- The British pound is down for the fourth time this week, it appears to close below 1.3300.
- A subdued market sentiment hurts the outlook for the British pound as investors seek safe haven assets.
- GBP / USD: On the 4-hour chart, the 50 SMA has acted as resistance and the rallies towards the moving average have faded.
The GBP it trimmed Thursday’s earnings and something else is down 0.50%, trading at 1.3232 during the American session at the time of writing. Risk aversion led investors to abandon anything with the word “risk” attached to it, benefiting safe-haven assets.

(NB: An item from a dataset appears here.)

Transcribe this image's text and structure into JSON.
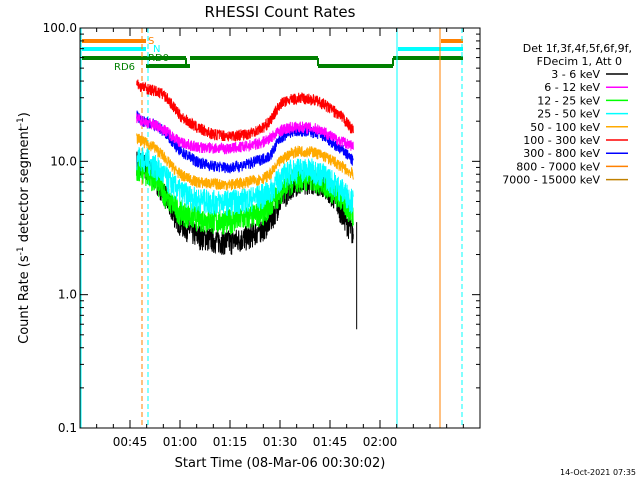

In the Forex market, USD, JPY and CHF benefit the most from those mentioned above and are the strongest currencies as we approach the close of Wall Street.
In the past three hours, the pound rebounded away from Friday’s daily low around 1.3215, towards 1.3245, in a steady move that could have been driven by profit-taking from the USD. Furthermore, USD bulls failed to break 1.3200 following November’s dismal non-farm payroll report, which had it been in line with estimates or better, GBP / USD would in fact trade at yearly lows.
Next week’s UK economic agenda will feature speeches by BoE members, retail sales, manufacturing output and GDP.
GBP / USD Price Forecast: Technical Outlook
On the 4-hour chart, GBP / USD is biased to the downside, as shown by the 4-hour Simple Moving Averages (SMA), which is sloping downward and above price. In addition, the 50 SMA has undergone three tests, and in each of them, the British pound has failed to overcome it, leaving that level as a strong resistance level.
In the result of extending the bearish move, the first support would be 1.3200. A break below the latter would expose the November 30 low at 1.3194, followed by the 1.3100 figure.
Contrary to the upside, the first resistance would be 1.3300. A break above that level would expose the 50 SMA at 1.3318, followed by the 100 SMA at 1.3374.